RACESING for CITY in 1960 missing?

Hello! I’m trying to compare the share of people who identified as Black in different cities at 10-year intervals going back as far as I can. My plan is to use SDA: the CITY variable for rows; the RACESING and RACHSING variables for columns; and the YEAR variable for control.

  1. Is there a better way to answer my question? I’ve read the IPUMS comparability documentation on CITY and there’s a lot going on — I’m not entirely sure if I should exclude certain cities or if there are some that aren’t comparable across decennial counts. And will the results be missing any major cities?

  2. The availability tabs for CITY and RACESING indicate that those variables are present for 1960. However when I run that query, I get no records. Any tips?


(3. Relatedly, any guidance for how to fill in the blanks for 1970? The documentation notes that the CITY variable isn’t available for that year and the query does indeed return no records.)

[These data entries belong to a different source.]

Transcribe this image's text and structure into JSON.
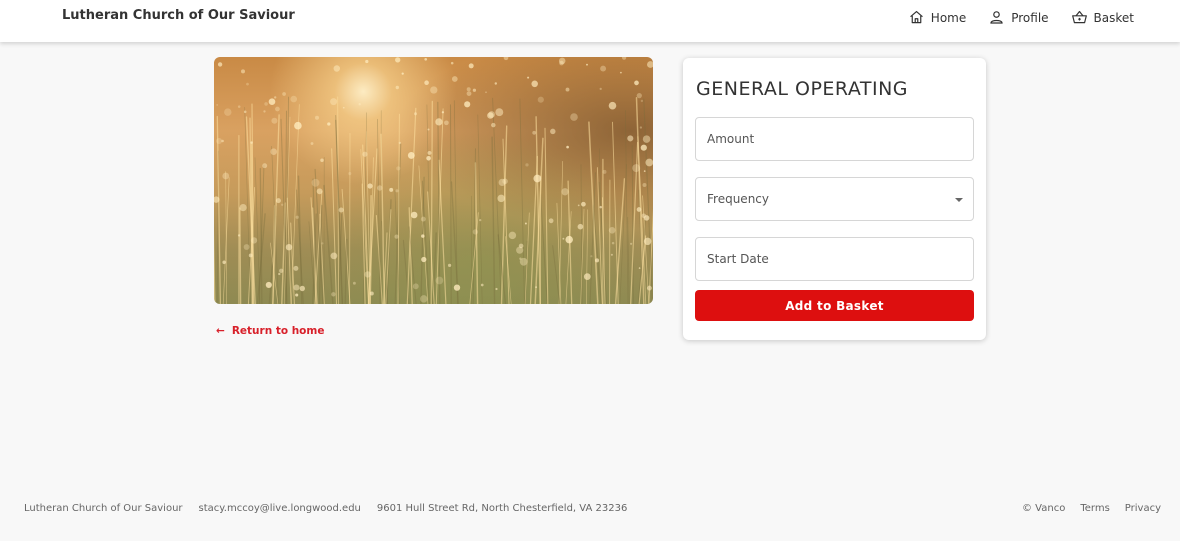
{
  "header": {
    "brand": "Lutheran Church of Our Saviour",
    "nav": {
      "home": "Home",
      "profile": "Profile",
      "basket": "Basket"
    }
  },
  "hero": {
    "image": "golden-grass-sunlight-photo"
  },
  "back_link": {
    "arrow": "←",
    "label": "Return to home"
  },
  "form": {
    "title": "GENERAL OPERATING",
    "amount_placeholder": "Amount",
    "frequency_placeholder": "Frequency",
    "start_date_placeholder": "Start Date",
    "submit_label": "Add to Basket"
  },
  "footer": {
    "org": "Lutheran Church of Our Saviour",
    "email": "stacy.mccoy@live.longwood.edu",
    "address": "9601 Hull Street Rd, North Chesterfield, VA 23236",
    "vanco": "© Vanco",
    "terms": "Terms",
    "privacy": "Privacy"
  },
  "colors": {
    "accent": "#dd0f0f",
    "link": "#d8202a",
    "background": "#f8f8f8"
  }
}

For research on aggregate city-level demographics, my recommendation is to access time series data on IPUMS NHGIS rather than microdata on IPUMS USA. Census microdata consistently identifies the city of residence for households only until 1960. In that and all following years, except for 1980, the city of residence is not provided. Instead, other variables need to be used to identify, and sometimes guess, the city of residence for respondent households. In 1990-onwards, the data provides the Public Use Microdata Area (PUMA) that a particular household resided in. Sometimes the PUMA is entirely within the city boundaries, but often it’s only partly within a city. CITY is IPUMS’s attempt to find a solution for researchers by reporting the city in which the majority of each PUMA’s population resided. However, a household might not in fact have resided in its identified city. To determine if your results are missing major cities, you should look at the availability tab for CITY over time.

IPUMS NHGIS avoides these issues by reporting aggregate statistics on counties and places, providing time series tables on race going back to 1970 on the place-level. You can find these by going to the Data Finder tool, selecting Place as your Geographic Level and Race as your Topic. The time series tables are located on the second tab. You can download tables using either nominal data (i.e. using contemporaneous place boundaries) or standardized data (i.e. using place boundaries standardized to a particular year). These can then be supplemented by microdata for prior years when identification of cities is much more practical. Note that while geographic detail is a benefit of aggregated data on NHGIS, there is also a limit to the variables that tables are available for. RACESING is an example of an IPUMS variable for which NHGIS tables are unavailable. That means that when comparing racial identity over time, researchers should keep in mind that respondents in years prior to 2000 were not given the option to identify with more than one race.

Regarding your question on the 1960 sample, the thing to note is that CITY is only available in the 1960 5% sample. This sample can be analyzed separately from the United States, 1850-2021 1% samples by selecting 1960 Census 5% from the Online Data Analysis System page. In the 1970 samples, the smallest geographic identifier available (in the 1970 1% form 1 and form 2 metro samples) is METAREA. Note that due to confidentiality requirements, in 1970 cities were identified in METAREA only if they contained 250,000+ inhabitants.